Since its promotion to GA/stable in Istio 1.24, ambient mode is officially marked as ready for widespread production usage. I agree with this recommendation for most users and would recommend it as the default choice unless you have a reason not to use it. Ambient has proven itself in production usage to be extremely stable.

However, given it is relatively newer, there is currently a slightly higher risk of issues with atypical environents. These are generally issues like "ambient won't install on my custom Linux kernel" not "ambient fell over when I had a load spike", which are the types of issues that are not a risk, and usually have quick fixes once detected. As ambient gets thrown into all of these obscure environments that sidecar already has, these issues will fade away over time (and, for the most part, already have).

There are some gaps (relative to sidecars) in features that you should consider as well. These include VirtualService, EnvoyFilter, multi-cluster, and a zero-downtime migration from sidecars to ambient. However, all of these are supported in Gloo Mesh.

Lastly, if you are an existing happy sidecar user that doesn't have a budget for a migration, its a reasonable choice to stick with sidecars.

Gateway API

✅ Adopt ✅

The Kubernetes Gateway API is the next-generation traffic routing and management APIs in Istio, effectively replacing the older Ingress API and a number of third party APIs, including some of Istio's.

Currently, Istio Gateway and VirtualService have suitable replacements. In the future, parts of DestinationRule will as well.

While most Istio APIs and Gateway APIs can co-exist, you will need to use either Istio Gateway + VirtualService or Kubernetes Gateway + HTTPRoute within a single scope. A scope means a single gateway deployment, or in mesh routes. So, for instance, you could use VirtualService for ingress and HTTPRoute for mesh, though this likely would be complicated. Regardless, you can use other APIs like DestinationRule or AuthorizationPolicy.

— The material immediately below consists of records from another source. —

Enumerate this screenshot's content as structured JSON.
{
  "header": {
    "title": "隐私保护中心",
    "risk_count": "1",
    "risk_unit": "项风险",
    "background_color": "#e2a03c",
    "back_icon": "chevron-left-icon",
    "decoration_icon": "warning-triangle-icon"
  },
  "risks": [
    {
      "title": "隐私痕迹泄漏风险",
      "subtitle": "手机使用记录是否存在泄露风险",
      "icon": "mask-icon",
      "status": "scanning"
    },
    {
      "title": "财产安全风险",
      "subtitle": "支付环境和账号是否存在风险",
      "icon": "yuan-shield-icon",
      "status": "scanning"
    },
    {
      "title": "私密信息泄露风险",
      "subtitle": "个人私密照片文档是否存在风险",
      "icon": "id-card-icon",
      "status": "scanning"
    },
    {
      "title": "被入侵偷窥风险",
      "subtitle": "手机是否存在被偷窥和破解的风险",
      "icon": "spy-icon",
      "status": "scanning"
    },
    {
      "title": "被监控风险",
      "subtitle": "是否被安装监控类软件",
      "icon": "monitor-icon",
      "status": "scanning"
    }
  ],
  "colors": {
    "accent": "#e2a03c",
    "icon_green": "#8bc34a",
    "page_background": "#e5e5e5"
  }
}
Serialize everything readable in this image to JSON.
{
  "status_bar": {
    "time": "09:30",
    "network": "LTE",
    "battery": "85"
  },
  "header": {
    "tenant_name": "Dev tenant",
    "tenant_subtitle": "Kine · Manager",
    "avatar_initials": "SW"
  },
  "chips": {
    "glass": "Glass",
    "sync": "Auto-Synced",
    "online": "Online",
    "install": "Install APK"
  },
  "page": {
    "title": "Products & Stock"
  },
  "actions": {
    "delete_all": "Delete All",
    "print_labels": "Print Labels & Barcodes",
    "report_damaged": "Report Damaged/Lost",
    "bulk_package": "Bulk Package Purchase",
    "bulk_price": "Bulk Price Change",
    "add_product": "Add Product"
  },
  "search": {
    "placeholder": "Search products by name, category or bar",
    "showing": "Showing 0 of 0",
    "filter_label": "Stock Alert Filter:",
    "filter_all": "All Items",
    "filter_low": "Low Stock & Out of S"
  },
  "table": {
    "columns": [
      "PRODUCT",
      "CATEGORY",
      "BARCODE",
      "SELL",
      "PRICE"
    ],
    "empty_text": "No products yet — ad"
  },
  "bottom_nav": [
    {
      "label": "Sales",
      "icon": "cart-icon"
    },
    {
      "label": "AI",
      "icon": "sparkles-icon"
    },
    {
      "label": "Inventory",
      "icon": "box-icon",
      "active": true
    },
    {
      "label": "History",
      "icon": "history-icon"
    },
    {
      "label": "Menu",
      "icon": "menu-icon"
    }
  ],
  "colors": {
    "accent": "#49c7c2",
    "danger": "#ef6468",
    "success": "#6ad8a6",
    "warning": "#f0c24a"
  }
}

The Kubernetes API is more flexible, easier to use, and has much more community investment, making it the clear future path. However, there are still some rough edges as it matures:

  • Istio gateway deployments do not expose full customization, though this is on the roadmap for 1.26.
  • Not all features of Istio have correlated fields in the Kubernetes APIs. However, the majority of them are, and the list grows smaller each day.
  • There is currently a smaller ecosystem (Helm charts, etc.), but this is likely to be the opposite in the future.

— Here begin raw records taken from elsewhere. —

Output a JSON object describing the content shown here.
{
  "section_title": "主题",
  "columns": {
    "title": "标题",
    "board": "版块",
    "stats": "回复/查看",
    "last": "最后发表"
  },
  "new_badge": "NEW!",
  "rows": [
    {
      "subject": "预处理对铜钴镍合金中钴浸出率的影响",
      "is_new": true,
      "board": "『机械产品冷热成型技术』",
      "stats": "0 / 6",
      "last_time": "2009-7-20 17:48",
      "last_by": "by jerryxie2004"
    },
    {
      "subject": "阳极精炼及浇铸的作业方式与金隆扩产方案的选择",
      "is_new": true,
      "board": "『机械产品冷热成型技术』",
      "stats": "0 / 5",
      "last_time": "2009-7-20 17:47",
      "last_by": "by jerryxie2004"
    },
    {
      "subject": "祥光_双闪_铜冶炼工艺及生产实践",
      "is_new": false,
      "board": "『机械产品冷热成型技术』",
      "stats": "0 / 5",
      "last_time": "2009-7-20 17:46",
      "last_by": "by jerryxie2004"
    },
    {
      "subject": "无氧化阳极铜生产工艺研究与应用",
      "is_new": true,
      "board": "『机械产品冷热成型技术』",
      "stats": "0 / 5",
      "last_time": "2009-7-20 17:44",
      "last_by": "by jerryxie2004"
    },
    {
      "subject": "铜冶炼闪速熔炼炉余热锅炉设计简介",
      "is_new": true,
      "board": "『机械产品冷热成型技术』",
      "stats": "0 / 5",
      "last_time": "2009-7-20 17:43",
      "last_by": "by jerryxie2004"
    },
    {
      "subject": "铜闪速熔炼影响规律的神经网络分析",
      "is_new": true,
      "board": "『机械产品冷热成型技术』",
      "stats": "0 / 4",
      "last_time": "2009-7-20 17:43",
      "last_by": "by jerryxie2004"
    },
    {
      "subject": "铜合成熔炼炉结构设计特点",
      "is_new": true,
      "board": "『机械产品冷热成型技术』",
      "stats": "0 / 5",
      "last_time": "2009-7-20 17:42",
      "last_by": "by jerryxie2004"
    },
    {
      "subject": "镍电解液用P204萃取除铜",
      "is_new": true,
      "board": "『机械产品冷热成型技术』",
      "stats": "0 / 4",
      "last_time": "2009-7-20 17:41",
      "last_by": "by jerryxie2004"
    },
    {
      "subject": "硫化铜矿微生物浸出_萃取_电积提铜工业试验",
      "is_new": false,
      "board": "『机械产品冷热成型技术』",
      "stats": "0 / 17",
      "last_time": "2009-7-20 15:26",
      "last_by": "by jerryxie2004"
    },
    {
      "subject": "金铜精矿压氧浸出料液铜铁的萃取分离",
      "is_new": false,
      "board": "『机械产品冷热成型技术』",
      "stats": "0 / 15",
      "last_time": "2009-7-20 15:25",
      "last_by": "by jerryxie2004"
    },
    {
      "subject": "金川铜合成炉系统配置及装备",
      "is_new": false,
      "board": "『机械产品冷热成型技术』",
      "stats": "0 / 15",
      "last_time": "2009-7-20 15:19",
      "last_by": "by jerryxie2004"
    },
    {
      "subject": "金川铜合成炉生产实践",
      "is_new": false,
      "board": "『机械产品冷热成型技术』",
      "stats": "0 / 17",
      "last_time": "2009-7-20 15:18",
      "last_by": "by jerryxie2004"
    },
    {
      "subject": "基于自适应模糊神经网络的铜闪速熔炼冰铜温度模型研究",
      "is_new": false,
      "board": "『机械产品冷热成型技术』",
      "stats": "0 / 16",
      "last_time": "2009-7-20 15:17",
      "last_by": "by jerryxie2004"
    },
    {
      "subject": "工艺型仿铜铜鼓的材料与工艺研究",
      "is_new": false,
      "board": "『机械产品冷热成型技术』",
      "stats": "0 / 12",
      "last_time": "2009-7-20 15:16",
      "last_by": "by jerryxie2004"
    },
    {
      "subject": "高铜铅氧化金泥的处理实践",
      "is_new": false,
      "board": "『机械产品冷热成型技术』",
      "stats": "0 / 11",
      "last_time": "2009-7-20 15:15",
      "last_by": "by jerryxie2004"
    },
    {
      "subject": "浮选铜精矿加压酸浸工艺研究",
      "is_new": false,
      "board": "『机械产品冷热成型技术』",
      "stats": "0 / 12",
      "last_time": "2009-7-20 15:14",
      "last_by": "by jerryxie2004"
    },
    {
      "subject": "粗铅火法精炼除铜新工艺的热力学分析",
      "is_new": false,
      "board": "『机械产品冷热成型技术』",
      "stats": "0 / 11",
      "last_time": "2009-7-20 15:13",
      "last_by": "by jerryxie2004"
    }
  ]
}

If these are blockers currently, I would recommend holding off on adoption but keeping an eye out for when the threshold is crossed to consider migration. For anyone else, I would recommend the Gateway API.

Installation

Istio offers a variety of different installation options.

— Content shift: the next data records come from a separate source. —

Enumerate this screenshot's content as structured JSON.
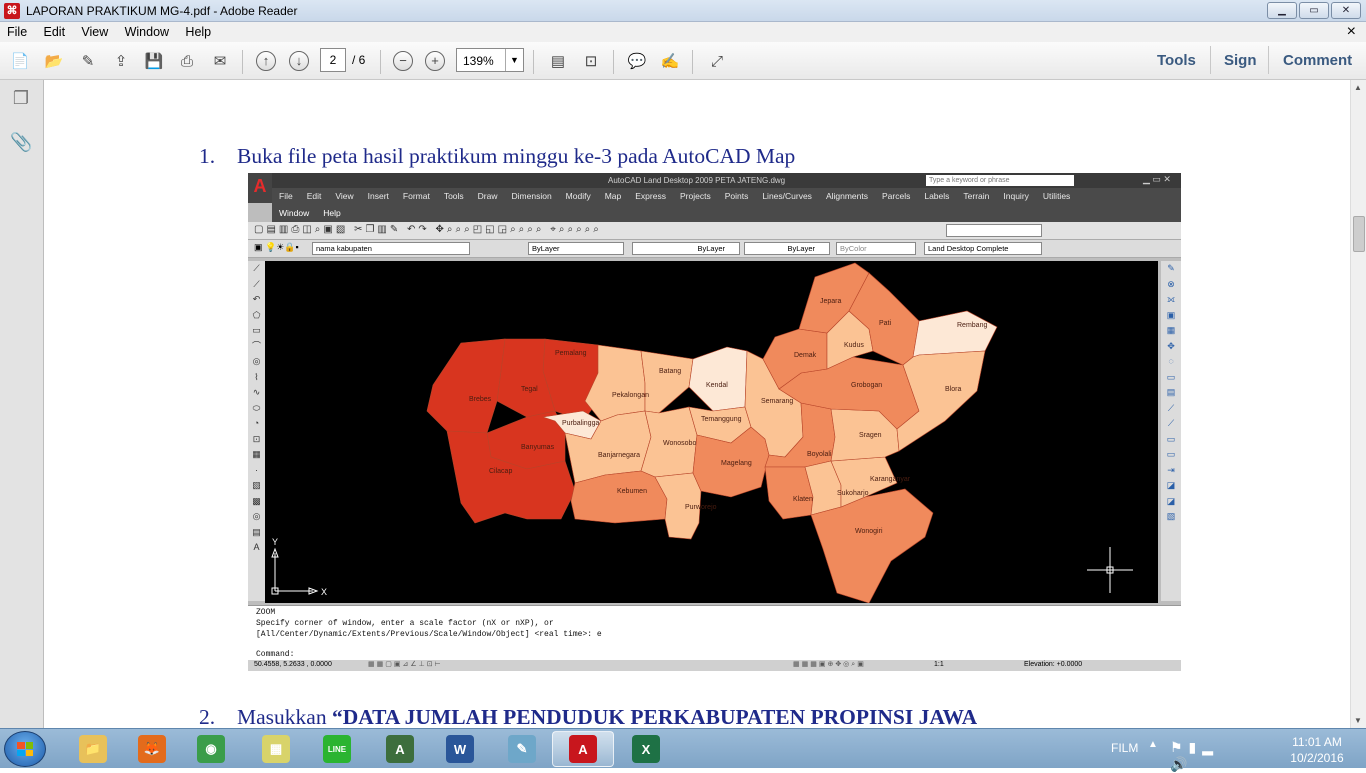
{
  "window": {
    "title": "LAPORAN PRAKTIKUM MG-4.pdf - Adobe Reader",
    "controls": [
      "minimize",
      "maximize",
      "close"
    ],
    "close_glyph": "✕"
  },
  "menu": [
    "File",
    "Edit",
    "View",
    "Window",
    "Help"
  ],
  "menu_close_glyph": "×",
  "toolbar": {
    "page_current": "2",
    "page_total": "/ 6",
    "zoom": "139%",
    "links": [
      "Tools",
      "Sign",
      "Comment"
    ]
  },
  "document": {
    "step1_num": "1.",
    "step1_text": "Buka file peta hasil praktikum minggu ke-3 pada AutoCAD Map",
    "step2_num": "2.",
    "step2_prefix": "Masukkan ",
    "step2_bold": "“DATA JUMLAH PENDUDUK PERKABUPATEN PROPINSI JAWA"
  },
  "autocad": {
    "title": "AutoCAD Land Desktop 2009  PETA JATENG.dwg",
    "search_placeholder": "Type a keyword or phrase",
    "menu1": [
      "File",
      "Edit",
      "View",
      "Insert",
      "Format",
      "Tools",
      "Draw",
      "Dimension",
      "Modify",
      "Map",
      "Express",
      "Projects",
      "Points",
      "Lines/Curves",
      "Alignments",
      "Parcels",
      "Labels",
      "Terrain",
      "Inquiry",
      "Utilities"
    ],
    "menu2": [
      "Window",
      "Help"
    ],
    "layer": "nama kabupaten",
    "color": "ByLayer",
    "linetype": "ByLayer",
    "lineweight": "ByLayer",
    "plotstyle": "ByColor",
    "workspace": "Land Desktop Complete",
    "axis_y": "Y",
    "axis_x": "X",
    "cmd_lines": [
      "ZOOM",
      "Specify corner of window, enter a scale factor (nX or nXP), or",
      "[All/Center/Dynamic/Extents/Previous/Scale/Window/Object] <real time>: e"
    ],
    "cmd_prompt": "Command:",
    "coords": "50.4558, 5.2633 , 0.0000",
    "scale": "1:1",
    "elevation": "Elevation: +0.0000",
    "colors": {
      "c1": "#d8351f",
      "c2": "#f08a5c",
      "c3": "#fbc394",
      "c4": "#fde8d6"
    },
    "regions": [
      {
        "name": "Pemalang",
        "c": "c1"
      },
      {
        "name": "Tegal",
        "c": "c1"
      },
      {
        "name": "Brebes",
        "c": "c1"
      },
      {
        "name": "Banyumas",
        "c": "c1"
      },
      {
        "name": "Cilacap",
        "c": "c1"
      },
      {
        "name": "Purbalingga",
        "c": "c4"
      },
      {
        "name": "Pekalongan",
        "c": "c3"
      },
      {
        "name": "Batang",
        "c": "c3"
      },
      {
        "name": "Kendal",
        "c": "c4"
      },
      {
        "name": "Banjarnegara",
        "c": "c3"
      },
      {
        "name": "Wonosobo",
        "c": "c3"
      },
      {
        "name": "Temanggung",
        "c": "c3"
      },
      {
        "name": "Kebumen",
        "c": "c2"
      },
      {
        "name": "Purworejo",
        "c": "c3"
      },
      {
        "name": "Magelang",
        "c": "c2"
      },
      {
        "name": "Semarang",
        "c": "c3"
      },
      {
        "name": "Boyolali",
        "c": "c2"
      },
      {
        "name": "Klaten",
        "c": "c2"
      },
      {
        "name": "Sukoharjo",
        "c": "c3"
      },
      {
        "name": "Wonogiri",
        "c": "c2"
      },
      {
        "name": "Karanganyar",
        "c": "c3"
      },
      {
        "name": "Sragen",
        "c": "c3"
      },
      {
        "name": "Grobogan",
        "c": "c2"
      },
      {
        "name": "Demak",
        "c": "c2"
      },
      {
        "name": "Kudus",
        "c": "c3"
      },
      {
        "name": "Jepara",
        "c": "c2"
      },
      {
        "name": "Pati",
        "c": "c2"
      },
      {
        "name": "Rembang",
        "c": "c4"
      },
      {
        "name": "Blora",
        "c": "c3"
      }
    ]
  },
  "taskbar": {
    "apps": [
      {
        "name": "explorer-icon",
        "label": "📁",
        "color": "#e8c15a"
      },
      {
        "name": "firefox-icon",
        "label": "🦊",
        "color": "#e36b1c"
      },
      {
        "name": "chrome-icon",
        "label": "◉",
        "color": "#3a9d4a"
      },
      {
        "name": "sticky-notes-icon",
        "label": "▦",
        "color": "#d8d36a"
      },
      {
        "name": "line-icon",
        "label": "LINE",
        "color": "#2bb431"
      },
      {
        "name": "autocad-icon",
        "label": "A",
        "color": "#3d6e3d"
      },
      {
        "name": "word-icon",
        "label": "W",
        "color": "#2a5699"
      },
      {
        "name": "notepad-icon",
        "label": "✎",
        "color": "#6ea7c9"
      },
      {
        "name": "acrobat-icon",
        "label": "A",
        "color": "#c8161d"
      },
      {
        "name": "excel-icon",
        "label": "X",
        "color": "#1e7145"
      }
    ],
    "tray_label": "FILM",
    "time": "11:01 AM",
    "date": "10/2/2016"
  }
}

  • Istioctl install: ✅ Adopt ✅
  • Helm install: ✅ Adopt ✅

Istioctl and Helm are roughly equivalent in stability; use whichever fits best in your environment. Helm tends to integrate much better with other tooling like Terraform, ArgoCD, etc, so is a reasonable first choice. The Istio Operator (not to be confused with the IstioOperator API passed in to istioctl install), is an extremely bad option.

Prior to Istio 1.24, there was an in-cluster operator. This has since been removed. If you are interested in an operator, there are a variety of third-party solutions which I am not qualified to judge. More discussion on operators in general.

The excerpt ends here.